Agi - 10 Lipca 2009, 17:52
Fensir, zapraszam do wątku powitalnego
M. Przybyłek - 11 Lipca 2009, 12:29
Wpisałem to w swoim wątku, ale znalazłem ten, poświęcony tylko Avangardzie, więc wyrażam opinię :
Powiem krótko a treściwie: byłem na Avangardzie. Uważam, że Gorimowi i jego zespołowi należą się duże brawa. Świetny konwent, mnóstwo ludzi w salach (a nie na korytarzach), bardzo pomocni organizatorzy, kapitalna atmosfera, wszystko na swoim miejscu. Czułem się znakomicie, nie tylko dlatego, że spotkałem wielu znajomych, ale też z tego powodu, że wiedziałem, że w każdej chwili mogę do Gorima zadzwonić, a on zorganizuje mi dokładnie to, czego potrzebuję. Zresztą nie tylko on był pomocny, cały zespół był naprawdę bardzo, bardzo miły. Czegoś takiego nie widziałem jeszcze na żadnym konwencie. Owszem, na wielu organizatorzy bywali "dobrze zorganizowani", ale na żadnym nie widziałem takiego, że się wyrażę, "profesjonalizmu": naprawdę ciepłego traktowania uczestników i jednocześnie technicznej / innej pomocy, vide problem z prądem na sali Lit 1. Jak załatwiliście ten przedłużacz w tak krótkim czasie i przy tak napiętym programie - nie wiem.
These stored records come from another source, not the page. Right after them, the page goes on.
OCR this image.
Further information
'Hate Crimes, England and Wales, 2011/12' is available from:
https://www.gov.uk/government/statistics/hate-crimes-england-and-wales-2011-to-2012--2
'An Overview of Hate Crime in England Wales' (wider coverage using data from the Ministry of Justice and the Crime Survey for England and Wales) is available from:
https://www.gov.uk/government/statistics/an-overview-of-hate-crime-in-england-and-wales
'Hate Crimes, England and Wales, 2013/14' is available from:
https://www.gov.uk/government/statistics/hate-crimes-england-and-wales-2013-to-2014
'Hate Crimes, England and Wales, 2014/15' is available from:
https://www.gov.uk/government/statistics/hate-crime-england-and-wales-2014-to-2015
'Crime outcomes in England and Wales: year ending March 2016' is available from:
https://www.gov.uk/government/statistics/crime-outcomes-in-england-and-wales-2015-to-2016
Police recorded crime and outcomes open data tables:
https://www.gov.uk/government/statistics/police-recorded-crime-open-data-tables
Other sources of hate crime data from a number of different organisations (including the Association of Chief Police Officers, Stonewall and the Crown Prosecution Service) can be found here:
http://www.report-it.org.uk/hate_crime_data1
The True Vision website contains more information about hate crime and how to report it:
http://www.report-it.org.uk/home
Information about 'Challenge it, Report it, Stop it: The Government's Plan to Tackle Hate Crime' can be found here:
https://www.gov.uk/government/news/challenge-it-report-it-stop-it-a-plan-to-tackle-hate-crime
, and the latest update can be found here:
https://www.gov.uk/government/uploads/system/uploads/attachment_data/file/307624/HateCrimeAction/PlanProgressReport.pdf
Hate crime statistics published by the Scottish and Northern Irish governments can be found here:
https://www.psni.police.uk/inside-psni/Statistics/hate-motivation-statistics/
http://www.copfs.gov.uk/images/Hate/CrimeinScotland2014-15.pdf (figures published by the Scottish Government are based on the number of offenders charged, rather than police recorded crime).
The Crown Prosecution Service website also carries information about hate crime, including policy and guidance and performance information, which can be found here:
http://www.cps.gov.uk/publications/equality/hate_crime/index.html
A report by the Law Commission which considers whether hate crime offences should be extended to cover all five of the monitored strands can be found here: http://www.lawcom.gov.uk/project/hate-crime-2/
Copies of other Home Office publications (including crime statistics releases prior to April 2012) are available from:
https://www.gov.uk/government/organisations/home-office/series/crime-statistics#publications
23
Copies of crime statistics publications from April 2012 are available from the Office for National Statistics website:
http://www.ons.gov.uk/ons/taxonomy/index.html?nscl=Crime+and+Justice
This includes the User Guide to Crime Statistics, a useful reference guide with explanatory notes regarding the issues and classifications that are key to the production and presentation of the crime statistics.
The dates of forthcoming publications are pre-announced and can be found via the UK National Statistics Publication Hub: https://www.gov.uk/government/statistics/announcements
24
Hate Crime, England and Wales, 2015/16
Z wielką przyjemnością uczestniczyłem też w swoim spotkaniu autorskim (przez Gorima prowadzonym). Jest coś w Twoim, Gorimie, sposobie bycia, że bardzo szybko ludzie z sali zaczynają się odzywać, dyskutować, nawet sami ze sobą . A może to zasługa uczestników???
Reasumując, Gorimie, chylę czoła, gratuluję i dziękuję.
gorim1 - 11 Lipca 2009, 21:13
Marcinie zawstydzasz mnie
To były tylko nasze obowiązki.
I tak mnie wnerwiało że tak długo to całe 20 minut stracone !!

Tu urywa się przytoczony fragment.